I would say that the biggest pieces for MMO part after server meshing is the economy AI and having NPCs participate in that universe. By the same logic, dynamic events and missions.
For the problems of too many peoples due to higher server capacity, they're as of now looking into simply spreading peoples forcibly as a short term solution. The problem is mainly when servers get online for the first time, and get especially crowded when players know a huge feature is implemented and hype takes hold, but inevitably in time peoples will spread. Eventually the idea is to have an instanced "home" on big planets. Base building which was talked about last year and returns on a dedicated panel in the coming week, will again spread peoples as you'll spawn in your base. So that part of overcrowding is not worrying imo.
I understand that without the right core tech they may corner themselves, but at some point you need to limit scope, polish, ship, and then iterate based on players’ use and needs which seems to scare them if I have to put it bluntly (Carmack, in his interviews with Meta’s Boz and also with Friedman, talked about a local gradient of evolution … something also explained in this wonderful talk I really advice anyone to watch ).
Too late on feature creep
It was absolutely mismanaged in that era of funding.

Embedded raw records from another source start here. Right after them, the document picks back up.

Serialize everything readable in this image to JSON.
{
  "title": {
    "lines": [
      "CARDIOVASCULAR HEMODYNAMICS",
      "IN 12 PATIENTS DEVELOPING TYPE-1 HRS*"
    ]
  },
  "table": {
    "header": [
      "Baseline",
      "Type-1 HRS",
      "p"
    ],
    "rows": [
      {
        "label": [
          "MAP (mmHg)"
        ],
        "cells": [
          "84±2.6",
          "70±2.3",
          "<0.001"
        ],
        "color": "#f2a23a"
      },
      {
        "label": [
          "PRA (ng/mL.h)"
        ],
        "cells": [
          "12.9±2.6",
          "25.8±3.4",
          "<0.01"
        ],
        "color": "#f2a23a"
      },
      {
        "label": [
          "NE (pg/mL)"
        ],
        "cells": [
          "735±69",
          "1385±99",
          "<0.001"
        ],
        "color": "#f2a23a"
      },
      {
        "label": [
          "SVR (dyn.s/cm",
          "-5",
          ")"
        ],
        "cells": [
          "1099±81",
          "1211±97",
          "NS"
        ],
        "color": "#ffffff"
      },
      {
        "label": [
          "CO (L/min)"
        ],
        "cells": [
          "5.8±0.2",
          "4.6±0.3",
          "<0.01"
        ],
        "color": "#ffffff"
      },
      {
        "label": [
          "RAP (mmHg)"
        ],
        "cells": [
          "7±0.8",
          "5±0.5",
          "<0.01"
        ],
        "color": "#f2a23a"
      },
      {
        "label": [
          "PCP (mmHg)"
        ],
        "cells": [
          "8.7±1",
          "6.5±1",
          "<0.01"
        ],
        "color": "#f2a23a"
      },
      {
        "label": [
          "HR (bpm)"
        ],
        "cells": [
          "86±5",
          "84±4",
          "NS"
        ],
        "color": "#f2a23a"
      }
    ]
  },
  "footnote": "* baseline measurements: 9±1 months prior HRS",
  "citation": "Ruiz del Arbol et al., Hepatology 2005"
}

I'm not even expecting 1.0 to even fill the whole checklist item by item, some promises completely changed scope due to changes in technology too. Can I point fingers at them the day they go 1.0 but have say, 5 solar systems, rather than the 100 once promised? Those 100 systems were promised back when the technology was basically like Starfield, not seamless solar system, planets were jpegs, not modeled for every surfaces, the transition from space to ground was through well hidden loading (ala Star wars outlaws), and the sequences of landing were on-rail. I mean sure, easy to pull off 100 systems in that kind of tech. But I prefer them to have 5 good well designed systems with pertinent gameplay with seamless tech they have now than whatever Starfield ended up being.
I think RSI looks concerned about shipping something they do set the expectations of “done and production ready”. If the monetisation strategy once you are properly live and “1.0 done” does not work well funding would dry up and they would not be able to iterate.
At the moment it is both working against them and for them the fact that they are in this very long public development pre-release status. Part of what helps money come in is the fact that it is ambitious and not declared done and successfully painting a “over the horizon if you could only see it from my vantage viewpoint” angle that attracts people and funding (gives people hope).
But even 1.0 would not be "done", 100% sure. I think it would have all the core mechanics implemented, but there would still be a lot of work to be done to make it a "game". Creating events, "dungeons", raids, story missions, etc. That could be, like any MMO, continue in time.
I can't find the exact video of it but SaltEMike had a very good and down to earth what to expect in 1.0 and if the game would be done. Its basically a big nope. 1.0 for him is more like
now CIG can start making a game. Tech behind the game now allowing to flesh it out.
But of course they must be concerned about monetization long term. Elite Dangerous dried up. How to avoid that? I'm not sure. I haven't followed the rumours about that I'll be honest. A release of Squadron 42 and if it reviews well, would inject massive cash into CIG and bring a new userbase too.
Citizencon next week will be mighty interesting. I hope you watch it and we can comment on the tech we see in the thread I'll probably make by end of week. I don't want to convince anyone to buy it, but please, let's discuss what we'll see.